Paul Chambers, a trainee accountant from Doncaster, became cross back in January when his local airport closed due to bad weather just before he was due to fly to Belfast to visit a girl he was keen on. He expressed his frustration by posting a message on Twitter: "Crap! Robin Hood Airport is closed. You've got a week and a bit to get your shit together, otherwise I'm blowing the airport sky high!" Several facts indicated that his intentions were benign, not least that he posts using his full name and helpfully displays his photo and his hometown, which hoaxers and terrorists tend to avoid. And the message would have slipped into the ether, had an airport duty manager not done a casual Twitter search for "Robin Hood airport" some five days later. Over the ensuing weeks there followed an unlikely sequence of events akin to someone incorrectly calling the toss of a coin 30 times in succession. The duty manager, airport security, Special Branch, arresting officers, the CPS and finally a judge all appeared to ignore the context, instead deciding that Chambers deserved punishment for posting a menacing message. That punishment was handed down last week: a £1,000 fine and a criminal record that has ended his career as an accountant.
Legal bloggers have become very exercised over the intricacies of this case, and almost unanimously agree that it's a disgrace. Online opinion is slightly more divided; on Sunday, following the re-closure of the same airport, thousands reposted Chambers' original message to demonstrate their solidarity, but others have openly criticised him for either being stupid, or not funny. But Chambers never claimed to be a comedian, merely a fallible human being using the internet. Detractors may scoff, but Twitter, Facebook et al are becoming extensions of our personalities, and using these services to express ourselves is becoming as instinctive as ranting down the pub, or bitching with a fellow shopper at a supermarket checkout. And the judge's obvious lack of familiarity with online interaction ultimately led him to make a flawed decision.
It was established very early on that Chambers posed no credible threat, so from that point he became the fall guy whose conviction might provide a warning never to digitally express your emotions using hyperbole. But it's not working. Right now on Twitter I can see threats to the lives of Lady Gaga, a dog called Sammie, and – thanks to the opening line of a certain Betjeman poem – the entire town of Slough. If the CPS believes that semi-public messages between friends that appear menacing – regardless of intent – should result in prosecution, they're going to be awfully busy. Chambers, by all accounts a mild, unassuming chap, has been encouraged to appeal by lawyers ("I just don't want to make things worse," Chambers said to me last week) and a fund has been set up to support him: bit.ly/twitterjoke.

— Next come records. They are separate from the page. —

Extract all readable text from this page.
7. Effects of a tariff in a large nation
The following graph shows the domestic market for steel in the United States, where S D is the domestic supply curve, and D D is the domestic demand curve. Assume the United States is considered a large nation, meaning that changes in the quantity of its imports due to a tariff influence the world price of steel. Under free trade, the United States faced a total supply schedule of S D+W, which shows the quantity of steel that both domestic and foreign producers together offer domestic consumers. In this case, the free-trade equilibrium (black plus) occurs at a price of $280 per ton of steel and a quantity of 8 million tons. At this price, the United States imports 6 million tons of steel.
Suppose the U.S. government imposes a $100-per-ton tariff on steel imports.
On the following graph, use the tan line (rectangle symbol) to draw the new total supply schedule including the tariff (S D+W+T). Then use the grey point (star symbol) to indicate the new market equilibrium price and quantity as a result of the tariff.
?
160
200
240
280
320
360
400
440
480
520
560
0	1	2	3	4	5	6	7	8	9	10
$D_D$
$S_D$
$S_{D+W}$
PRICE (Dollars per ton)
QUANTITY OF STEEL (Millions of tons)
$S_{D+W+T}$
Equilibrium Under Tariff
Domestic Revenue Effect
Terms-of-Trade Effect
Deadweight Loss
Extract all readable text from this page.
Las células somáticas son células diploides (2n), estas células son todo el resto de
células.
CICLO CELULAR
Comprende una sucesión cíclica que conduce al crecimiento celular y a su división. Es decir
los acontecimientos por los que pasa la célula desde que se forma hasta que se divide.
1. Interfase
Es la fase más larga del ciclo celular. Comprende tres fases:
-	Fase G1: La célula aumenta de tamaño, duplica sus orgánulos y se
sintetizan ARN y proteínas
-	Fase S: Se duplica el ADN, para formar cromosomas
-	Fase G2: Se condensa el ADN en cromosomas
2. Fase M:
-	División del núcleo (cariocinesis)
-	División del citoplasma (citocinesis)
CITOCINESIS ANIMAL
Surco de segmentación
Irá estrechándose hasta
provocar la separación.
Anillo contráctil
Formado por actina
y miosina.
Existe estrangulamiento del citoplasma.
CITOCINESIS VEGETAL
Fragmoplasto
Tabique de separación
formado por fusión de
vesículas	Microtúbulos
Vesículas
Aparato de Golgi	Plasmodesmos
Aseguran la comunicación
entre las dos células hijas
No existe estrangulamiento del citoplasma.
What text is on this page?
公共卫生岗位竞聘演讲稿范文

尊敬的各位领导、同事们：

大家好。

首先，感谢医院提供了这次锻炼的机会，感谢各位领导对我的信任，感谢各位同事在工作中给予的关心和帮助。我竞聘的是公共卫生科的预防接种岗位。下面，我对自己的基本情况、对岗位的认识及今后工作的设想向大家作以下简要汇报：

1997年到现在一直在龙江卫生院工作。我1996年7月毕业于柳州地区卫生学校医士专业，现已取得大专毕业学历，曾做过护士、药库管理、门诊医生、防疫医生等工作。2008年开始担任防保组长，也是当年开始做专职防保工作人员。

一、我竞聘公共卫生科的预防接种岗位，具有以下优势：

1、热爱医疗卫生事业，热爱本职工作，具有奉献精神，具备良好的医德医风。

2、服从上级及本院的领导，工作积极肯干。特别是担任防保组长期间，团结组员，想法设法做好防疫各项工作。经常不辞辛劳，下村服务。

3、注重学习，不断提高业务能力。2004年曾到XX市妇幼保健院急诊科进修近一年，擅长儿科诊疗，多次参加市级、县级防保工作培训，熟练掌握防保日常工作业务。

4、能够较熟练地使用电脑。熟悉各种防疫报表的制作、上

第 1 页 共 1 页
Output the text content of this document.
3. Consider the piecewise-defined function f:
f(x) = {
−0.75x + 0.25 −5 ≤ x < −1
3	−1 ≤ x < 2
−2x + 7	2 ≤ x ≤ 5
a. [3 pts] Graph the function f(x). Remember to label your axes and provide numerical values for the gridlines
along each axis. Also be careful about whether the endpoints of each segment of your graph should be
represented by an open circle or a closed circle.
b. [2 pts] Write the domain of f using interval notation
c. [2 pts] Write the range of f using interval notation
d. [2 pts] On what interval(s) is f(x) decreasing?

Along with Xbox 360s and Rubik's Cubes, mobile phones have now been banned from David Cameron's weekly cabinet meetings. While this could conceivably have been prompted by an ear-splitting N-Dubz ringtone favoured by William Hague, it's more likely to be an issue of "workplace incivility" that's been identified and explored by Christine Pearson, professor at the Thunderbird School of Global Management in Arizona. According to her research, nearly all of us think that using phones during meetings is rude, but two-thirds of us do it anyway. And the excuse we often give – that we're increasing productivity through multitasking – doesn't wash with neuroscientists. "Dividing attention between competing stimuli makes us less efficient," they say; all we're really trying to do is escape the room without physically leaving it. So Cameron's right: nothing's more likely to ruin a fragile political coalition than intimating that the Home Secretary's opinions are less important than your iPhone, no matter how true that might be.